Robins
Tasting Notes:
The Wild Ride (Shiraz/Grenache/Mourvedre) – (15’ 90 WA)(14′ 90 WA)(13′ 92 JS, 90 ST) (18′ 91 Josh Reynolds) Barossa Valley. Following the success of Ball Buster, Bruno developed his take on a GSM. After trying unsatisfactorily to produce a wine that was Grenache predominant (as the acronym would suggest), he found more success with a Shiraz based interpretation. The wine is named as it is, in honor of the 4 year struggle to perfect the recipe, and unlike The Ball Buster, has nothing to do with his wife, Michelle.

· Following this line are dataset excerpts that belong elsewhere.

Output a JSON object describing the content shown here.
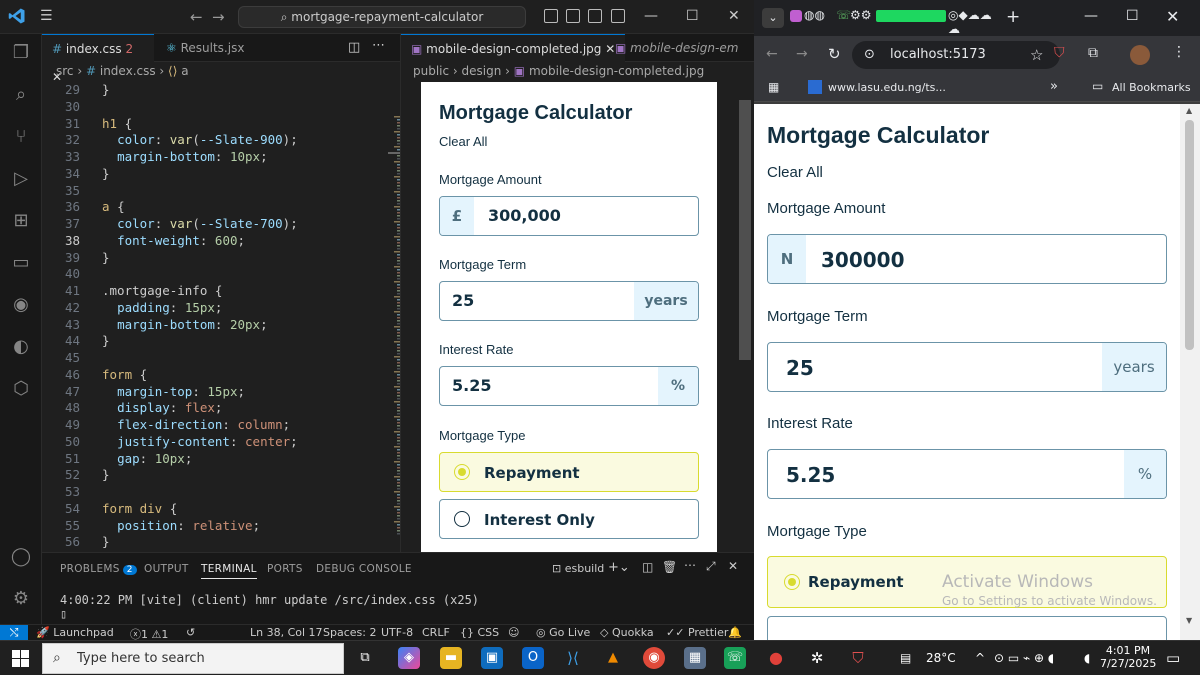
{
  "vscode": {
    "search_text": "mortgage-repayment-calculator",
    "tabs": [
      {
        "label": "index.css",
        "badge": "2",
        "active": true
      },
      {
        "label": "Results.jsx",
        "active": false
      }
    ],
    "breadcrumb": [
      "src",
      "index.css",
      "a"
    ],
    "cursor_line": 38,
    "code_lines": [
      {
        "n": 29,
        "t": "}"
      },
      {
        "n": 30,
        "t": ""
      },
      {
        "n": 31,
        "t": "h1 {"
      },
      {
        "n": 32,
        "t": "  color: var(--Slate-900);"
      },
      {
        "n": 33,
        "t": "  margin-bottom: 10px;"
      },
      {
        "n": 34,
        "t": "}"
      },
      {
        "n": 35,
        "t": ""
      },
      {
        "n": 36,
        "t": "a {"
      },
      {
        "n": 37,
        "t": "  color: var(--Slate-700);"
      },
      {
        "n": 38,
        "t": "  font-weight: 600;"
      },
      {
        "n": 39,
        "t": "}"
      },
      {
        "n": 40,
        "t": ""
      },
      {
        "n": 41,
        "t": ".mortgage-info {"
      },
      {
        "n": 42,
        "t": "  padding: 15px;"
      },
      {
        "n": 43,
        "t": "  margin-bottom: 20px;"
      },
      {
        "n": 44,
        "t": "}"
      },
      {
        "n": 45,
        "t": ""
      },
      {
        "n": 46,
        "t": "form {"
      },
      {
        "n": 47,
        "t": "  margin-top: 15px;"
      },
      {
        "n": 48,
        "t": "  display: flex;"
      },
      {
        "n": 49,
        "t": "  flex-direction: column;"
      },
      {
        "n": 50,
        "t": "  justify-content: center;"
      },
      {
        "n": 51,
        "t": "  gap: 10px;"
      },
      {
        "n": 52,
        "t": "}"
      },
      {
        "n": 53,
        "t": ""
      },
      {
        "n": 54,
        "t": "form div {"
      },
      {
        "n": 55,
        "t": "  position: relative;"
      },
      {
        "n": 56,
        "t": "}"
      }
    ],
    "image_tabs": [
      {
        "label": "mobile-design-completed.jpg",
        "active": true
      },
      {
        "label": "mobile-design-em",
        "active": false
      }
    ],
    "image_breadcrumb": [
      "public",
      "design",
      "mobile-design-completed.jpg"
    ],
    "panel_tabs": [
      {
        "label": "PROBLEMS",
        "badge": "2"
      },
      {
        "label": "OUTPUT"
      },
      {
        "label": "TERMINAL",
        "active": true
      },
      {
        "label": "PORTS"
      },
      {
        "label": "DEBUG CONSOLE"
      }
    ],
    "terminal_name": "esbuild",
    "terminal_line": "4:00:22 PM [vite] (client) hmr update /src/index.css (x25)",
    "terminal_prompt": "▯",
    "status": {
      "launchpad": "Launchpad",
      "errors": "1",
      "warnings": "1",
      "position": "Ln 38, Col 17",
      "spaces": "Spaces: 2",
      "encoding": "UTF-8",
      "eol": "CRLF",
      "lang": "CSS",
      "golive": "Go Live",
      "quokka": "Quokka",
      "prettier": "Prettier"
    }
  },
  "mock": {
    "title": "Mortgage Calculator",
    "clear": "Clear All",
    "amount_label": "Mortgage Amount",
    "amount_prefix": "£",
    "amount_value": "300,000",
    "term_label": "Mortgage Term",
    "term_value": "25",
    "term_suffix": "years",
    "rate_label": "Interest Rate",
    "rate_value": "5.25",
    "rate_suffix": "%",
    "type_label": "Mortgage Type",
    "opt1": "Repayment",
    "opt2": "Interest Only"
  },
  "chrome": {
    "url": "localhost:5173",
    "bookmark": "www.lasu.edu.ng/ts...",
    "all_bookmarks": "All Bookmarks",
    "app": {
      "title": "Mortgage Calculator",
      "clear": "Clear All",
      "amount_label": "Mortgage Amount",
      "amount_prefix": "N",
      "amount_value": "300000",
      "term_label": "Mortgage Term",
      "term_value": "25",
      "term_suffix": "years",
      "rate_label": "Interest Rate",
      "rate_value": "5.25",
      "rate_suffix": "%",
      "type_label": "Mortgage Type",
      "opt1": "Repayment"
    },
    "watermark_title": "Activate Windows",
    "watermark_sub": "Go to Settings to activate Windows."
  },
  "taskbar": {
    "search_placeholder": "Type here to search",
    "weather": "28°C",
    "time": "4:01 PM",
    "date": "7/27/2025"
  },
  "colors": {
    "accent": "#0078d4",
    "lime": "#d8db2f",
    "slate900": "#133041"
  }
}
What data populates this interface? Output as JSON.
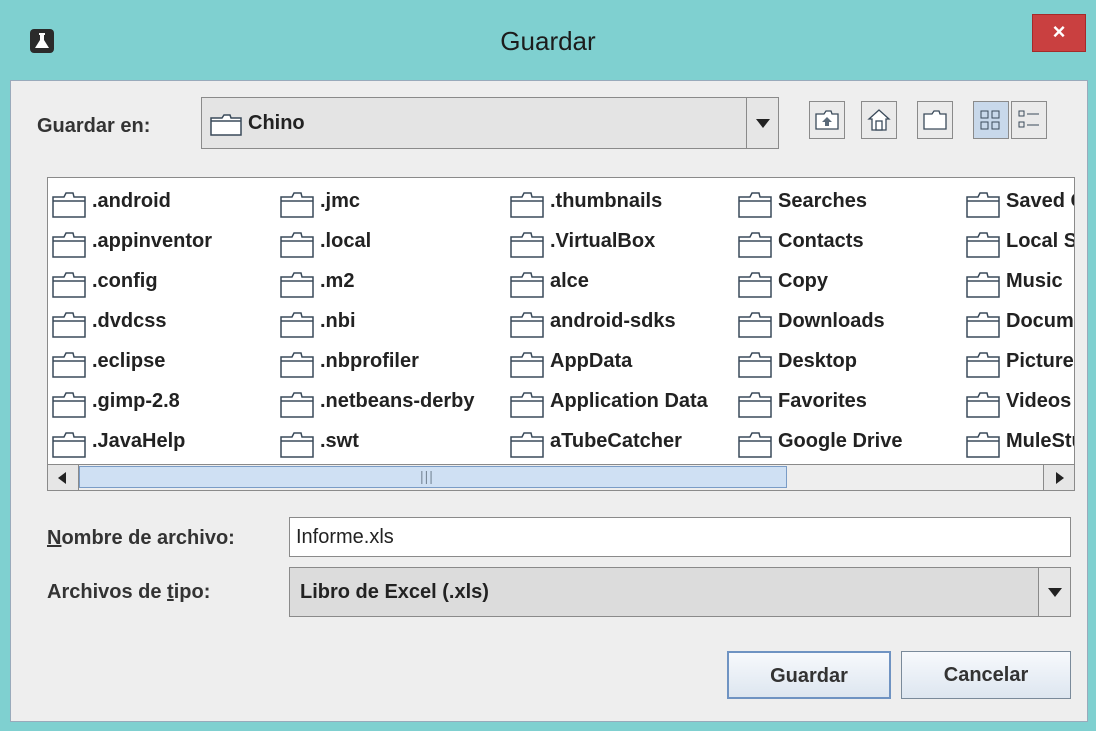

Rich cherry red color, with concentrated aromas of mulberry, spice, rosemary and earthiness with hints of vanilla that jump from the glass. The palate is rich showing ripe and rich fruit, great length and a velvety soft lingering finish.
Winemaker Notes:
Following the success of the iconic wine – ‘The Ball Buster’ – Bruno Tait was looking to add to the product range. He had been working on a GSM blend for three straight years, but it wasn’t coming together. Frustrated, Bruno jumped on his Ducati motorcycle to go on one of his road trips to get out and see things from a different perspective. Great for all concerned as he came home from his “Wild Ride” with a reimagined blend in mind – now a SGM of Shiraz, Grenache and Mataro. This baby took a long time to make as he finally unraveled what he was meant to find! There is a following of people who prefer this wine for its softer. More ethereal style than ‘The Ball Buster’. Given that the Barossa Valley is known for its multiple generations of GSM production, much consideration was given to ensuring that this wine could stand shoulder to shoulder with the local competition. We are happy to report that it does even better than that.
The grapes used to make up the 2019 Wild Ride are sourced from a three different vineyard sites located throughout the Barossa – approx. age 20-80 years. The Wild Ride is a blend of Shiraz, Grenache and Mataro/Mourvedre – a “SGM”. The differing vineyard sites and grape varieties adds to the multiple characters and layers of the Wild Ride blend. All grapes are picked when physiologically ripe to obtain peak ripeness in terms of sugar and flavor. The grapes are destemmed into open fermenters, pH is adjusted and fermentation takes place over 7 days at a temperature of approx. 24 degrees centigrade. All components are kept separate. Plunging and/ or pumping over takes place 3 times a day. The wine is then pressed using a traditional basket press. Maturation occurs in barrel for 18 months (in a combination of older French and American oak). Assemblage is done at the 18 month mark and finished blend is racked back into barrels to settle and come together for 6 more months. Bottling is done without filtration or fining.